La jeunesse au cœur du combat pour la Patrie
D’abord, le ministre de la Communication et Médias, Patrick Muyaya, a appelé les jeunes Congolais à s’approprier l’histoire nationale. Selon lui, aucune paix durable ne peut émerger sans cette conscience collective.
« Il ne peut y avoir de paix durable si les jeunes ne s’approprient pas l’histoire de notre pays, notre culture, notre narratif et surtout le combat quotidien en cours pour la défense de la Patrie », a-t-il déclaré.
Ensuite, il a insisté sur le rôle actif de la jeunesse face aux défis actuels. Pour Patrick Muyaya, être jeune aujourd’hui impose des responsabilités claires.
« Être jeune aujourd’hui signifie refuser la désinformation, défendre notre souveraineté et porter, partout, la voix d’un Congo debout et maître de son destin », a-t-il affirmé.

Un patriotisme au-dessus des clivages politiques
Par ailleurs, le porte-parole du gouvernement a rappelé que le patriotisme congolais dépasse les appartenances politiques.
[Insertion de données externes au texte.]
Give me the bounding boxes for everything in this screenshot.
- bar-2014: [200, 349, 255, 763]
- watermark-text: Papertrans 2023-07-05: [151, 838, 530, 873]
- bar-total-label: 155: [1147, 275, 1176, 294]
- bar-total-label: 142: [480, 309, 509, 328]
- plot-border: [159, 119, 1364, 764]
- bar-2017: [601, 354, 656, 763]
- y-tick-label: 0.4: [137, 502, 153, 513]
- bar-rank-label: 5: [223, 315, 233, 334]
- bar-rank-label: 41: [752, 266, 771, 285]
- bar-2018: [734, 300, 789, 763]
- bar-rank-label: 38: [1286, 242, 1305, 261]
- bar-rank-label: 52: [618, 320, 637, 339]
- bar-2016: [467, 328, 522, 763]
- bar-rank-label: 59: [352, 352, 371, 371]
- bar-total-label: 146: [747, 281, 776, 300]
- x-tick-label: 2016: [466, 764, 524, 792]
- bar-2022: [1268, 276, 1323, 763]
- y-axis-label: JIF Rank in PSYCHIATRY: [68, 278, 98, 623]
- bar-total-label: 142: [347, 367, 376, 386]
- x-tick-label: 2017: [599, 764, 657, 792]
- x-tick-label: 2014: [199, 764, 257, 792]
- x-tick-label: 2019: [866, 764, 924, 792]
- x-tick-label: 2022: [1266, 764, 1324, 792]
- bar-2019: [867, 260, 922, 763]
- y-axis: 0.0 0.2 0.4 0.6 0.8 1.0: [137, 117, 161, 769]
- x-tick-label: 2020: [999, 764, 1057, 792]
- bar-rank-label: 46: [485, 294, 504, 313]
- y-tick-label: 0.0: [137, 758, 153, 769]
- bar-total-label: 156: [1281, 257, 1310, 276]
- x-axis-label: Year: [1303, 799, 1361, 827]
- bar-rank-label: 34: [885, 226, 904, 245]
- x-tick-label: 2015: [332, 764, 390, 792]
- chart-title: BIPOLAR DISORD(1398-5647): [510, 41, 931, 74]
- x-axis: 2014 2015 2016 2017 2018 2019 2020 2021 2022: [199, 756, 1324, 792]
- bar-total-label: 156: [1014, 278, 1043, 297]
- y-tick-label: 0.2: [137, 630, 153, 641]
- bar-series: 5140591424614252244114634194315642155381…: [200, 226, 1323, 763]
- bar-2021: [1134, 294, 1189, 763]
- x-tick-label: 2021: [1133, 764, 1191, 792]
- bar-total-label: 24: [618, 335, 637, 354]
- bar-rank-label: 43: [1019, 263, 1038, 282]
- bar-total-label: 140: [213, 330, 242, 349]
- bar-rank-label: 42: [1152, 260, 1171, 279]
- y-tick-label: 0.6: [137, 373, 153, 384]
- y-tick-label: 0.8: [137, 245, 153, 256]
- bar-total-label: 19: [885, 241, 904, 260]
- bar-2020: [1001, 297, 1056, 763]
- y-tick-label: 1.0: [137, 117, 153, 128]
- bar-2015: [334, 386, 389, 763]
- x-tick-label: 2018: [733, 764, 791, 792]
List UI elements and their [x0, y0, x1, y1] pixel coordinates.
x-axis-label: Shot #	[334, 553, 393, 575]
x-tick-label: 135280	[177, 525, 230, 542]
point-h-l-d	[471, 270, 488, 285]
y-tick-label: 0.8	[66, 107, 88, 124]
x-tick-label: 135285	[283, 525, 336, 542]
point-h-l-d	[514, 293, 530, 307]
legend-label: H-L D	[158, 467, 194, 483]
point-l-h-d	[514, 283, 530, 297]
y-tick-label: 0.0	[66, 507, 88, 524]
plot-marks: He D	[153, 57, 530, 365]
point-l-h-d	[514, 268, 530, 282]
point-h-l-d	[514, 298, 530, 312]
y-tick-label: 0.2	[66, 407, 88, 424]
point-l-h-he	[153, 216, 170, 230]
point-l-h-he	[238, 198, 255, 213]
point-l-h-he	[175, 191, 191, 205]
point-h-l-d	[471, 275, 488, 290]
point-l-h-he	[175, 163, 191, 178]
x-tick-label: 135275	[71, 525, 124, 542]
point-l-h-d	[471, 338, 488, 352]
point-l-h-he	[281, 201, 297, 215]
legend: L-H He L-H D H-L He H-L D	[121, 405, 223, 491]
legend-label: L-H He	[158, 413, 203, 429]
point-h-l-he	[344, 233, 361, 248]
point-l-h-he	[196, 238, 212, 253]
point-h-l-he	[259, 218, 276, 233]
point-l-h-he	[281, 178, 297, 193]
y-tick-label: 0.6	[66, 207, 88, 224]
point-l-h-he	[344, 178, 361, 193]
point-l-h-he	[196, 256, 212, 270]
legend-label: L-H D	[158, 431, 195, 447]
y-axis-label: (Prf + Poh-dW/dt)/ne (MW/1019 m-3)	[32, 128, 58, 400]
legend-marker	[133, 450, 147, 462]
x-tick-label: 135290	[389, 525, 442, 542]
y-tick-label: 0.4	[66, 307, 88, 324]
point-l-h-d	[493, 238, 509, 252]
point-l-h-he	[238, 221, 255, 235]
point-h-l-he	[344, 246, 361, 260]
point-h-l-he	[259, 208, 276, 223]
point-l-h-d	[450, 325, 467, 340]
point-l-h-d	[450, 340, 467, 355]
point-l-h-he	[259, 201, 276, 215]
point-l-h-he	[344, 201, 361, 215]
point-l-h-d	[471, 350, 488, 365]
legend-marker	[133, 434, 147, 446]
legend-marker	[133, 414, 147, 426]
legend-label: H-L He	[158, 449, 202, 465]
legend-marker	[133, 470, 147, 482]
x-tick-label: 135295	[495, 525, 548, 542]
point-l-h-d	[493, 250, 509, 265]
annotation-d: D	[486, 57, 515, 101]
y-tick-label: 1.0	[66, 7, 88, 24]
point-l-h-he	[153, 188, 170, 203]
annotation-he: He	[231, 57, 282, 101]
À ses yeux, défendre la Patrie reste un devoir commun.
« Être patriotiquement congolais signifie toujours défendre la Patrie, quel que soit son camp ou ses convictions politiques », a-t-il souligné.
Dans la même dynamique, il a mis en garde contre toute collaboration avec l’ennemi, qu’il juge destructrice pour la cohésion nationale.
« Ne jamais composer ni comploter avec l’ennemi pour tuer ses propres frères et accéder au pouvoir par la violence », a-t-il martelé.
Washington et Doha : clarification et pédagogie
Ensuite, dans un esprit de pédagogie, Patrick Muyaya a échangé avec les jeunes sur les processus de Washington et de Doha. Cette rencontre s’est tenue à l’initiative de la Dialogue Intergénérationnel Platform, en présence de Daniel Mukoko Samba.
« Aucun intérêt de notre pays n’a été bradé dans les accords de Washington », a-t-il assuré, balayant ainsi les rumeurs persistantes.
Revenant sur les discussions de Doha, le ministre a apporté des précisions factuelles sur l’état des négociations.
« Quand nous sommes allés à Doha, c’était pour clarifier les questions. Nous avons signé un accord-cadre qui fixe les principes. Sur huit questions, deux sont déjà réglées. Il en reste six, et nous y travaillons pour des solutions durables », a-t-il expliqué.
Une guerre nationale, pas une guerre de régime
Enfin, Patrick Muyaya a rejeté l’idée selon laquelle la guerre à l’Est serait liée à un régime politique. Selon lui, il s’agit d’un drame national qui concerne tous les Congolais.
« Cette guerre n’est pas celle du président Tshisekedi. Les soldats qui meurent sont nos frères et nos cousins. Les ressources engagées sont celles de l’État, pas d’un régime », a-t-il rappelé.
Il a également souligné que ces moyens auraient pu servir au développement, à la santé ou à l’éducation, si la paix était déjà une réalité.